Friday, February 4, 2022

Poem

 

BACK IN THE PLAYGROUND BLUES
I dreamed I was back in the playground, I was about four feet high
Yes I dreamed I was back in the playground, standing about four feet high
Well the playground was three miles long and the playground was five miles wide

It was broken black tarmac with a high wire fence all around
Broken black dusty tarmac with a high fence running all around
And it had a special name to it, they called it The Killing Ground

Got a mother and a father they're one thousand years away
The rulers of the Killing Ground are coming out to play
Everybody thinking: ‘Who they going to play with today?’

      Well you get it for being Jewish
      And you get it for being black
      You get it for being chicken
      And you get it for fighting back
      You get it for being big and fat
      Get it for being small
      Oh those who get it get it and get it
      For any damn thing at all

Sometimes they take a beetle, tear off its six legs one by one
Beetle on its black back, rocking in the lunchtime sun
But a beetle can’t beg for mercy, a beetle’s not half the fun

I heard a deep voice talking, it had that iceberg sound
‘It prepares them for Life’ - but I have never found
Any place in my life worse than The Killing Ground.

3 comments:

  1. The poem breaks my heart. It´s as if you can feel the sadness, the desolation, and the suffering.
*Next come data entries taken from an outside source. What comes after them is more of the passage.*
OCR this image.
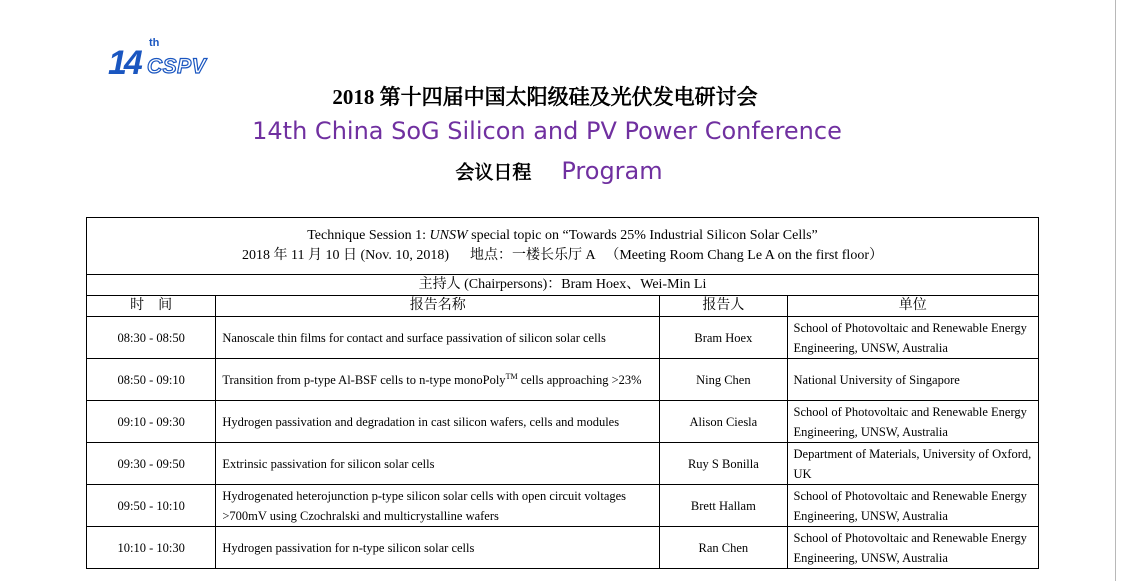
14
th
CSPV
2018 第十四届中国太阳级硅及光伏发电研讨会
14th China SoG Silicon and PV Power Conference
会议日程 Program
Technique Session 1: UNSW special topic on “Towards 25% Industrial Silicon Solar Cells”
2018 年 11 月 10 日 (Nov. 10, 2018)      地点：一楼长乐厅 A   （Meeting Room Chang Le A on the first floor）			

主持人 (Chairpersons)：Bram Hoex、Wei-Min Li			
时    间	报告名称	报告人	单位
08:30 - 08:50	Nanoscale thin films for contact and surface passivation of silicon solar cells	Bram Hoex	School of Photovoltaic and Renewable Energy Engineering, UNSW, Australia
08:50 - 09:10	Transition from p-type Al-BSF cells to n-type monoPoly™ cells approaching >23%	Ning Chen	National University of Singapore
09:10 - 09:30	Hydrogen passivation and degradation in cast silicon wafers, cells and modules	Alison Ciesla	School of Photovoltaic and Renewable Energy Engineering, UNSW, Australia
09:30 - 09:50	Extrinsic passivation for silicon solar cells	Ruy S Bonilla	Department of Materials, University of Oxford, UK
09:50 - 10:10	Hydrogenated heterojunction p-type silicon solar cells with open circuit voltages >700mV using Czochralski and multicrystalline wafers	Brett Hallam	School of Photovoltaic and Renewable Energy Engineering, UNSW, Australia
10:10 - 10:30	Hydrogen passivation for n-type silicon solar cells	Ran Chen	School of Photovoltaic and Renewable Energy Engineering, UNSW, Australia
You can almost feel the bitterness of helplessness. Until I got to "it prepares them for life" I was thinking it was a poem about a child in the concentration camp where the poet uses different metaphors or similes like playground and so on.
    Later I understood that it´s a case of bullying, where the bully uses reasons such as physical appearance, religion, or beliefs as an excuse to mock and no one is safe. The poet remembers the time when he was a child and suffered a lot on the playground. He felt so small, trapped in the big playground, unprotected by his parents and teachers, hoping not to be the chosen one. The irony in the word "play" used in the sense of bullying is so cruel that it disconcerts you. On the other hand, the name that the children gave to the playground written in capital letters “The Killing Ground” shows us how much the kids were afraid of it and how much they hated it.
    Regarding the word “tarmac”, it means pavement.

    ReplyDelete
  2. Thanks, Laura. I also love the poem.
    I have one question: Why the Killing Ground? Can you see an allusion there?

    ReplyDelete
  3. And I forgot one thing: tarmac and pavement are not the same. Can you look tarmac up?